CASAs also have an incredible ability to directly help the children and their caregivers in getting the services they need.  

I had one CASA child who was living in kinship care, or with a caretaker that they already share a close relationship with. This family already had several children and agreed to care for three siblings, doubling the size of their family overnight.  

One of these siblings was only 8 and extremely hard of hearing. He wore hearing aids, but his were old and broken.

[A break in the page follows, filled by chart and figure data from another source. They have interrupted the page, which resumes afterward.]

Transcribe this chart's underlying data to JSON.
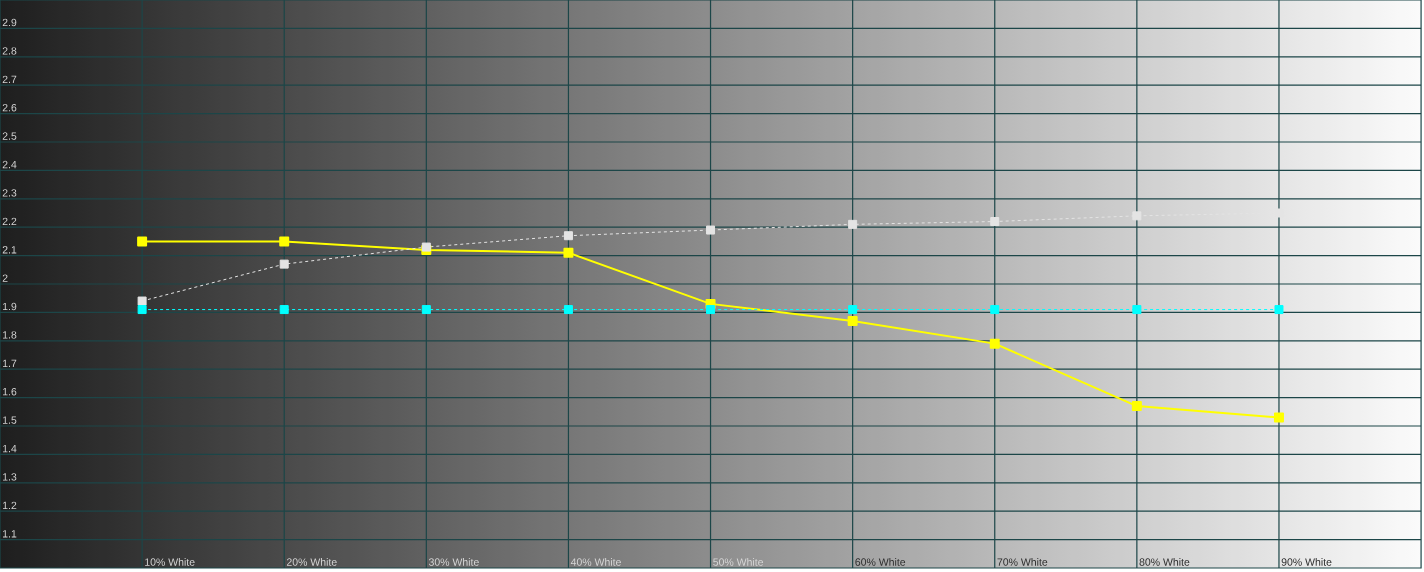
{
  "chart_data": {
    "type": "line",
    "categories": [
      "10% White",
      "20% White",
      "30% White",
      "40% White",
      "50% White",
      "60% White",
      "70% White",
      "80% White",
      "90% White"
    ],
    "series": [
      {
        "color": "#ffff00",
        "line_style": "solid",
        "values": [
          2.15,
          2.15,
          2.12,
          2.11,
          1.93,
          1.87,
          1.79,
          1.57,
          1.53
        ]
      },
      {
        "color": "#e4e4e4",
        "line_style": "dashed",
        "values": [
          1.94,
          2.07,
          2.13,
          2.17,
          2.19,
          2.21,
          2.22,
          2.24,
          2.25
        ]
      },
      {
        "color": "#00ffff",
        "line_style": "dashed",
        "values": [
          1.91,
          1.91,
          1.91,
          1.91,
          1.91,
          1.91,
          1.91,
          1.91,
          1.91
        ]
      }
    ],
    "ylim": [
      1,
      3
    ],
    "yticks": [
      1.1,
      1.2,
      1.3,
      1.4,
      1.5,
      1.6,
      1.7,
      1.8,
      1.9,
      2,
      2.1,
      2.2,
      2.3,
      2.4,
      2.5,
      2.6,
      2.7,
      2.8,
      2.9
    ],
    "grid": true,
    "marker": "square"
  }
}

The kinship family was doing their best, but were overwhelmed with many new demands and navigating the system. 

They were running into roadblocks in getting him new hearing aids.  Armed with my court appointment, I was able to get him the help he needed and not long afterward he had his new hearing aids.

My husband and I were inspired to become foster parents from this child’s experiences.

 Even though the siblings were eventually reunited in the same kinship home, they spent their first month in foster care  — including Christmas — in separate placements. 

The 8-year-old spent that month in a group home because there was no licensed foster home able to take him. Shortly after the case ended, my family became a foster family.

 Although I no longer serve as a CASA to a specific child, I use the skills I learned to advocate for the foster children in my home. 

CASAs are 100 percent volunteers, and also cover their own expenses, including travel, to visit the child and attend appointments and hearings.  

Within reason, CASAs also provide small gifts and pay the cost of any activities they do with their CASA child. One of the nonprofit organizations that helps CASAs provide both necessities and fun for their CASA children is Voices for CASA Children. 

VOICES provides gas cards to some CASAs who have extremely high travel costs, helps CASAs with continuing training materials and also helps provide Christmas gifts and school supplies. 

VOICES has been a great help to both myself and other CASAs throughout Maricopa County. It takes a community to help, and with caring individuals helping the program grow, we can continue to help children in need.